Publié le par Syndicat CGT Le Meux
« La vapeur est en train d’être renversée ! » Les salariés de la SAM obtiennent le maintien de 50 emplois

Grève reconductible et occupation de l’usine. Les salariés de la fonderie automobile de Decazeville, la SAM, ont fait reculer la direction et obtenu le maintien de 50 emplois supplémentaire alors que le site est menacé par un PSE. Une première victoire pour l'emploi qui en appelle d'autres !
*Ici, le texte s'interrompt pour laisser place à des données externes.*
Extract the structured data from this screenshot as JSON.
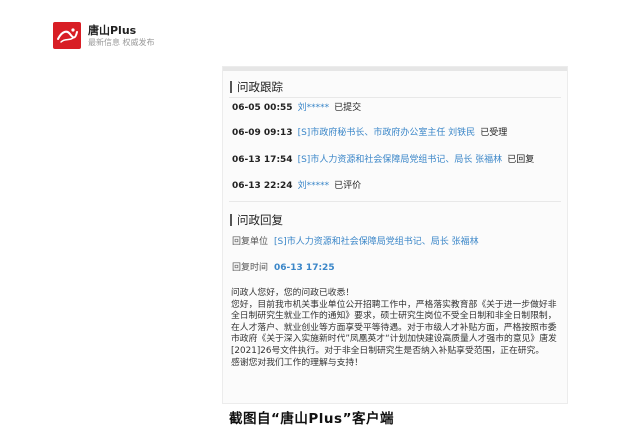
{
  "app": {
    "title": "唐山Plus",
    "subtitle": "最新信息 权威发布",
    "brand_color": "#d81e25"
  },
  "tracking": {
    "heading": "问政跟踪",
    "rows": [
      {
        "time": "06-05 00:55",
        "actor": "刘*****",
        "status": "已提交"
      },
      {
        "time": "06-09 09:13",
        "actor": "[S]市政府秘书长、市政府办公室主任 刘铁民",
        "status": "已受理"
      },
      {
        "time": "06-13 17:54",
        "actor": "[S]市人力资源和社会保障局党组书记、局长 张福林",
        "status": "已回复"
      },
      {
        "time": "06-13 22:24",
        "actor": "刘*****",
        "status": "已评价"
      }
    ]
  },
  "reply": {
    "heading": "问政回复",
    "unit_label": "回复单位",
    "unit_value": "[S]市人力资源和社会保障局党组书记、局长 张福林",
    "time_label": "回复时间",
    "time_value": "06-13 17:25",
    "body": [
      "问政人您好，您的问政已收悉！",
      "您好，目前我市机关事业单位公开招聘工作中，严格落实教育部《关于进一步做好非全日制研究生就业工作的通知》要求，硕士研究生岗位不受全日制和非全日制限制，在人才落户、就业创业等方面享受平等待遇。对于市级人才补贴方面，严格按照市委市政府《关于深入实施新时代”凤凰英才“计划加快建设高质量人才强市的意见》唐发[2021]26号文件执行。对于非全日制研究生是否纳入补贴享受范围，正在研究。",
      "感谢您对我们工作的理解与支持！"
    ]
  },
  "caption": "截图自“唐山Plus”客户端",
  "link_color": "#3a86c8"
}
Imposons zéro suppressions d'emplois !

A l’occasion d’une table ronde sur l’avenir de la fonderie SAM, les salariés de cette entreprise avec le soutien des salariés de Bosch et de la population locale ont manifesté ce jeudi 11 mars contre les licenciements et pour défendre le bassin d’emplois de Decazeville. Après des journées de grève et d’occupation de l’usine, les salariés ont fait reculer la direction en obtenant 10 millions de chiffre d’affaires supplémentaires, l’équivalent de 50 postes. Si cette victoire montre la voie, ce n’est qu’un premier pas !
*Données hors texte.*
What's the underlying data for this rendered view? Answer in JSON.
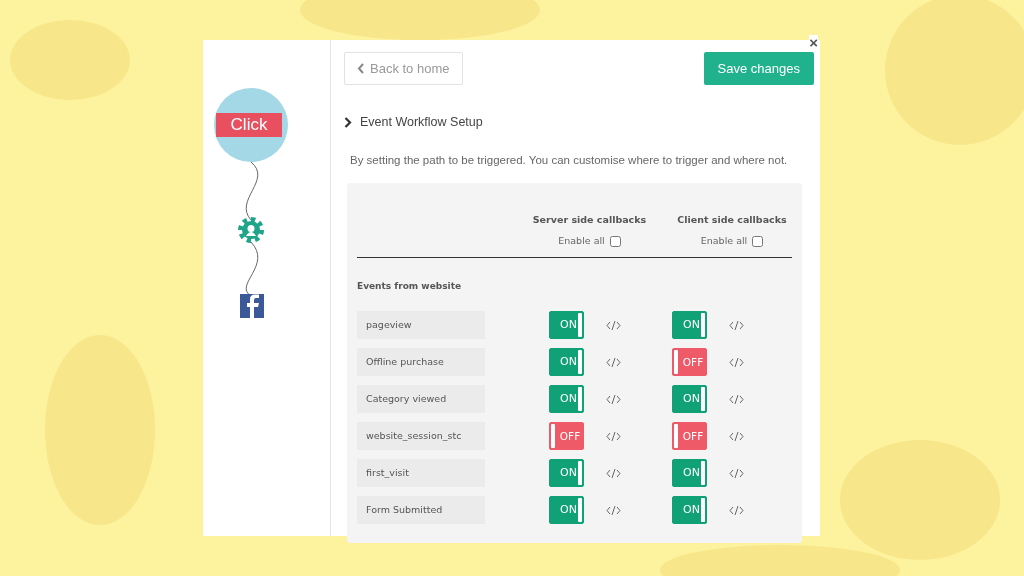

Les difficultés liées à la mauvaise gestion patronale de la Société Aveyronnaise de Métallurgie (SAM) ont mis en 2010 l’entreprise dans une situation de redressement judiciaire, ce qui a impliqué la mise en vente de l’entreprise et ses emplois. C’est sept ans plus tard que le chinois Jinjiang reprend cette usine avec un compromis d’investissement de plus de 40 millions qui ne sera jamais mené à bien. Les difficultés liées au délaissement du site ne cessent et en 2019 un deuxième redressement est annoncé, avec en fond la possible fermeture de l’usine. Cette fois, c’est le groupe espagnol CIE qui a candidaté pour reprendre la fonderie du sous-traitant de Renault, c’est le groupe espagnol CIE.

Dans la continuité des plans des précédents patrons du sous-traitant, le groupe espagnol annonçait ce mardi 9 mars sa volonté de réduire presque 60% de totale des salariés. Le nouveau repreneur voudrait donc licencier 214 salariés sur les 365 actuellement employés dans la fonderie. Le profit c’est tout, la vie des salariés et ses familles, rien. Le plan du repreneur s’inscrit parfaitement dans le projet de Renault, qui saigne la fonderie à petit feu en délocalisant depuis des années des parties de sa production là où la main d’œuvre est moins cher à exploiter.

Face à cette casse sociale organisée, les salariés exigent un investissement équivalent au chiffre d’affaires délocalisé lors de ces dernières années pour sauver tous les emplois. Comme nous le racontaient Mathieu, salarié chez la SAM, la fonderie tourne à 60% de ses capacités alors que les fonderies roumaines par exemple fonctionnent à 140%, avec le risque évident sur la santé et la sécurité des travailleurs. Un salarié interroge : « C’est là tout le paradoxe : certaines travaillent trop, mal payés et d’autres fonderies comme la nôtre se trouvent dans des situations très compliqués. […] Pour les employeurs c’est tout bénéfice. Mais est qu’on veut un monde comme ça, où les salariés sont de la chair à canon ? Ou est-ce que on fait en sorte que le travail soit pour tout le monde ? »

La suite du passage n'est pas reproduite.